On ne badine pas avec l'amour (1834) est une pièce en trois actes d'Alfred de Musset, publiée dans la Revue des Deux Mondes et destinée d'abord à la lecture — elle appartient au « spectacle dans un fauteuil », ce théâtre écrit sans contrainte de scène, et ne sera représentée qu'en 1861. Écrite l'année de la rupture avec George Sand, elle porte le titre d'un proverbe : la pièce entière est la démonstration, d'abord légère puis tragique, de cette maxime.

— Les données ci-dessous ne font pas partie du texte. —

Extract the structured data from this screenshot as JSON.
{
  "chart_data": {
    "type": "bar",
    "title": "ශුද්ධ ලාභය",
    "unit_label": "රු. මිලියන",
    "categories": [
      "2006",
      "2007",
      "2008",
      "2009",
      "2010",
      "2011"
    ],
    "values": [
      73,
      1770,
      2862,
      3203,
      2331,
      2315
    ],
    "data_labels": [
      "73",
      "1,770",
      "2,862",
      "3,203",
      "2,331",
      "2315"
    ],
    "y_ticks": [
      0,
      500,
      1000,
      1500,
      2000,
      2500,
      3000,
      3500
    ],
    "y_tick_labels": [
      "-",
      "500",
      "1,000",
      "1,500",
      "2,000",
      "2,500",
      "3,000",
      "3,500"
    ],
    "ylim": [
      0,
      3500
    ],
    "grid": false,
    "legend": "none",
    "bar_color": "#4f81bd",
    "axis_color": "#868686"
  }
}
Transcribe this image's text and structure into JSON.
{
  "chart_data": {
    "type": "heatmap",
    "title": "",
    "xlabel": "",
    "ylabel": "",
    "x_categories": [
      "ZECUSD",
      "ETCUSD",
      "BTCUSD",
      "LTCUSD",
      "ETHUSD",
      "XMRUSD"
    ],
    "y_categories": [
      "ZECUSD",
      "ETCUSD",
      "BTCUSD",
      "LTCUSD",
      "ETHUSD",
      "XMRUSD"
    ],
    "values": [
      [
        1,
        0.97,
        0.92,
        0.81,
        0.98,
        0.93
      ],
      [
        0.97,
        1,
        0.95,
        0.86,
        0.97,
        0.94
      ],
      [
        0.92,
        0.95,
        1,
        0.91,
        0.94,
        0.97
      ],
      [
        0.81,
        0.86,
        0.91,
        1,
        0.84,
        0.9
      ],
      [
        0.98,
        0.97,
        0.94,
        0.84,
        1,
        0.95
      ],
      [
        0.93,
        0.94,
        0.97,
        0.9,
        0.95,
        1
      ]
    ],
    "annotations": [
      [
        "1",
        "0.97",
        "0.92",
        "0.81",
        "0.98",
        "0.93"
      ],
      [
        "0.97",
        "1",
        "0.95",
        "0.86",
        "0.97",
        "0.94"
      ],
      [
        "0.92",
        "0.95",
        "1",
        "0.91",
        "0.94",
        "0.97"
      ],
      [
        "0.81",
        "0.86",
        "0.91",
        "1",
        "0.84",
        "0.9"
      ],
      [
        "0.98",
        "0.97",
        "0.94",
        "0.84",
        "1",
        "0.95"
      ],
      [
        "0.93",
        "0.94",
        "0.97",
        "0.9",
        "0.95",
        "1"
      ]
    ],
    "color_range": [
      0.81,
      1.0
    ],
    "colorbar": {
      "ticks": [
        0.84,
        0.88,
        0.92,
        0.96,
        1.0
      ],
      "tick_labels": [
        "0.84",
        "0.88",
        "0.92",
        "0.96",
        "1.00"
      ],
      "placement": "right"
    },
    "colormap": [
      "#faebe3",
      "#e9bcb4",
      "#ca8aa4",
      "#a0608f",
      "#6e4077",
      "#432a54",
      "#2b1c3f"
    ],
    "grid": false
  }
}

Un château, deux éducations

Au château du Baron, deux arrivées sont annoncées par le chœur des villageois : Perdican, fils du Baron, revient de Paris couvert de diplômes ; Camille, sa cousine, sort du couvent où elle a été élevée. Le Baron a tout arrangé pour les marier. Mais les retrouvailles tournent court : Camille, froide et guindée, refuse d'embrasser son cousin d'enfance. Les religieuses lui ont appris à se méfier des hommes à travers les confidences de femmes trahies, et elle se destine au voile. Autour des deux jeunes gens s'agitent les « fantoches » : le Baron cérémonieux, le gouverneur Blazius et le curé Bridaine — deux gloutons rivaux —, la sèche Dame Pluche. Perdican, blessé, retrouve avec émotion le village de son enfance et Rosette, la sœur de lait de Camille, jeune paysanne naïve qui l'aime sans le savoir.

Le jeu cruel

Camille accorde enfin un entretien à Perdican, près de la fontaine : scène capitale où elle l'interroge sur ses maîtresses, expose sa peur d'aimer et lui propose un adieu édifiant avant le couvent. Piqué, Perdican lui répond par la plus célèbre tirade de Musset : les hommes et les femmes sont misérables, mais l'union de deux de ces êtres imparfaits est « une chose sainte et sublime » — et mieux vaut souffrir par l'amour que refuser de vivre. Chacun campe sur son orgueil. Lorsque Perdican intercepte une lettre où Camille se vante à une religieuse de l'avoir désespéré, il décide de se venger : il courtise Rosette sous les yeux de Camille, cachée derrière un arbre, lui offre des gages d'amour et promet de l'épouser. Camille riposte en cachant Rosette pendant qu'elle fait avouer à Perdican que cette cour n'était qu'un jeu : la paysanne s'évanouit en découvrant qu'on s'est servi d'elle. Par bravade, Perdican maintient pourtant son projet de mariage avec Rosette.

Le dénouement tragique

Dans la dernière scène, Camille et Perdican, à bout de feintes, se retrouvent dans l'oratoire du château. L'orgueil tombe enfin : ils s'avouent qu'ils s'aiment et s'embrassent. Mais un cri retentit derrière l'autel : Rosette, qui les écoutait, est morte de saisissement. Camille comprend qu'aucun bonheur ne peut se bâtir sur cette mort : « Elle est morte. Adieu, Perdican ! » Le rideau tombe sur cette séparation définitive. Le badinage — jeux de mots, jeux de rôles, jeux d'orgueil — a tué une innocente et perdu les deux amants : le proverbe du titre est démontré, au prix d'un dénouement qui fait basculer la comédie dans le drame romantique.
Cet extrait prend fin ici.